Efendim biz gençmişiz onun için oluyormuş. Genç bir nüfusumuz var doğru. Bu sağlık harcamamızın biraz daha altında olmasını gerektiriyor doğru. Ama yüzde 5,2 ile yüzde 8,5 arasında korkunç bir fark var. 10 yıl önce bunun yüzde 6,2 olduğunu söyleyeyim. O zaman daha iyi anlaşılacaktır. Türkiye’de şu anda özellikle çalışanlardan toplanan sağlık primleri ve SGK’ya maliyenin yaptığı yüzde 25’lik katkıyı sayarsak sağlık için harcanması gereken paranın 8 milyarlık kısmı yanlış planlanmış olan emekliliğin finansmanına gidiyor. Sağlık için harcanması gereken para da sağlık için harcanmıyor. Bu zamanla özel sektörü küçülmeye, karsızlığa ve cihazlarını, teknolojisini yenilememeye götürür. Bu sağlık turizmini çok kötüye götürür ve 20 milyar dolar ve 1 milyon çalışan beklentimiz var. Bu zaman içinde kamu hastanelerini de sıkıntıya sokar.

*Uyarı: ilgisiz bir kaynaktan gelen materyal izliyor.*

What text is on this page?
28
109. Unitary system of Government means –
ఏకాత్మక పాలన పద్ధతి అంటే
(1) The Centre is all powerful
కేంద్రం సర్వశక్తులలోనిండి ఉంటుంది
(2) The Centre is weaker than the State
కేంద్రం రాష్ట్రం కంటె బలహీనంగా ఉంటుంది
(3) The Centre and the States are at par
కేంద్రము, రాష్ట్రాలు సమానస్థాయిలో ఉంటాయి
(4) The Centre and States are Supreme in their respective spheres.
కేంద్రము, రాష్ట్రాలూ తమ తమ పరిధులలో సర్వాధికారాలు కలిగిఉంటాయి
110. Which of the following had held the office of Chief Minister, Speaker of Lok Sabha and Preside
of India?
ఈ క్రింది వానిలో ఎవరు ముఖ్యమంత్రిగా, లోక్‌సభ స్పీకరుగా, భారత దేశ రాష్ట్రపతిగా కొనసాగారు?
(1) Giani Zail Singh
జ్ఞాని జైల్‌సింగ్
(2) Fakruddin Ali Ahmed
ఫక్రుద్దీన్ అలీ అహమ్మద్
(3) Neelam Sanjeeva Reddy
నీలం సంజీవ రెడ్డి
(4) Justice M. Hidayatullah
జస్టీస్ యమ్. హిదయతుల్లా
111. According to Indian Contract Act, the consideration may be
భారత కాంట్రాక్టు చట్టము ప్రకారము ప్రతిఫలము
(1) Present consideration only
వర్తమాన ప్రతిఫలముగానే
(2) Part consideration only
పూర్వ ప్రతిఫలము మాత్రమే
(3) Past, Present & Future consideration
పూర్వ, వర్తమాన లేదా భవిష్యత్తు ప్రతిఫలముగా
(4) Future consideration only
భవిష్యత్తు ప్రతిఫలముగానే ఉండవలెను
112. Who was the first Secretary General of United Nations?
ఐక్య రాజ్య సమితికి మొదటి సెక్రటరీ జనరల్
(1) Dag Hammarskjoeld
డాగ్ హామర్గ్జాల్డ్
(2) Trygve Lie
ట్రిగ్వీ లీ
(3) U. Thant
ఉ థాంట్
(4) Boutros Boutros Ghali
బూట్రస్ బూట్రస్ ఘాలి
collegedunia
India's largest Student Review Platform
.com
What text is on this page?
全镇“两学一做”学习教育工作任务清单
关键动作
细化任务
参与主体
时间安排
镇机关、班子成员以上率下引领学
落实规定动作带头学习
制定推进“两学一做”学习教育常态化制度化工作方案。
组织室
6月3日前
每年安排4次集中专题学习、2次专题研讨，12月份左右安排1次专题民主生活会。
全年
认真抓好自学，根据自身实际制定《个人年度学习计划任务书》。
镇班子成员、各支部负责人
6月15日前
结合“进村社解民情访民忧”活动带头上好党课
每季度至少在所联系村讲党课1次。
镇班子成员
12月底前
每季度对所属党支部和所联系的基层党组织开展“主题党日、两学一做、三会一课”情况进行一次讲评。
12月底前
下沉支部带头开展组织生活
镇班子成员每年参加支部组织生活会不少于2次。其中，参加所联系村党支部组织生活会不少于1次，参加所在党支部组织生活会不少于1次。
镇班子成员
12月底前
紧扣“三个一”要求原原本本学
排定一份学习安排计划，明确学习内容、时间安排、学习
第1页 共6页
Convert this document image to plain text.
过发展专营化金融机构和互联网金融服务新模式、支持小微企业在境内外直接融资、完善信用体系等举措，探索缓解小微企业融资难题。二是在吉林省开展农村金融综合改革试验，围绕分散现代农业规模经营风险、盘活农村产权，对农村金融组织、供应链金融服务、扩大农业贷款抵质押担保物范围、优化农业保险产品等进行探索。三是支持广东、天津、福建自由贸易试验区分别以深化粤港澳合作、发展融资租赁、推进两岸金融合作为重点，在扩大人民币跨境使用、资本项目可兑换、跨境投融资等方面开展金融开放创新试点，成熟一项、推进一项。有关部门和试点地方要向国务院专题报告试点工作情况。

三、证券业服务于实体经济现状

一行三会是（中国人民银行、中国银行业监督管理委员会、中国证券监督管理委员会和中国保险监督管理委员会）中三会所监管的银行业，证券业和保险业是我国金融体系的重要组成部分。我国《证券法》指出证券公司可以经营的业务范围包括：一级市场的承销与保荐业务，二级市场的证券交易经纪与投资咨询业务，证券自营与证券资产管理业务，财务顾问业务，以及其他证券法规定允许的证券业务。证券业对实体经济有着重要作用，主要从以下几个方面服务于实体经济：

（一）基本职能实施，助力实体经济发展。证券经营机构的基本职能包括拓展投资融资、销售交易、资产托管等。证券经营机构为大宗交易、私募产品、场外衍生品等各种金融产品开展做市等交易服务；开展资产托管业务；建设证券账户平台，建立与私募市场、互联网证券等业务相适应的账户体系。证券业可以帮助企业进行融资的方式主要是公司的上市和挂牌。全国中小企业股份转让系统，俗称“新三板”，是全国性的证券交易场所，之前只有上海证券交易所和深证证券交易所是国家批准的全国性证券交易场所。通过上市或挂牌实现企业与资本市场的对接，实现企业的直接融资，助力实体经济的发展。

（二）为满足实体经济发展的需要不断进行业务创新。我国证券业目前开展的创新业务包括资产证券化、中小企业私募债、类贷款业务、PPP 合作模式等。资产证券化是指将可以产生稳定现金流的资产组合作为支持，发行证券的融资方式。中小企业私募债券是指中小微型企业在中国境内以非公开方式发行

Tabi ki siyaset, sayın bakanımız bekli bu konuyu ifade edemiyor ama Sağlık Bakanlığı hastanelerinde çok ciddi sıkıntılar da olduğunu biliyoruz çünkü aynı fiyatlarla ya da biraz daha fazlası ile hizmet veriyorlar. Üniversite hastanelerinin hepsinin teker teker, adeta yok olduğunu görmüyor muyuz? Üniversite hastanelerinin bu kadar zarar gördüğü bir yerde inovasyon, yenilik olur mu, çeşitlilik olur mu? Çok iyi doktorlar yetişir mi? Bunları tekrar konuşup planlamamız gerekiyor. Dilerim referandumdan sonra Türkiye aydınlığa çıktığında, biraz daha rahatladığında bunları tekrar konuşmamız, sayın bakanımızla bunları tekrar planlamamız, siyasetle bunları tekrar çözmemiz gerekiyor.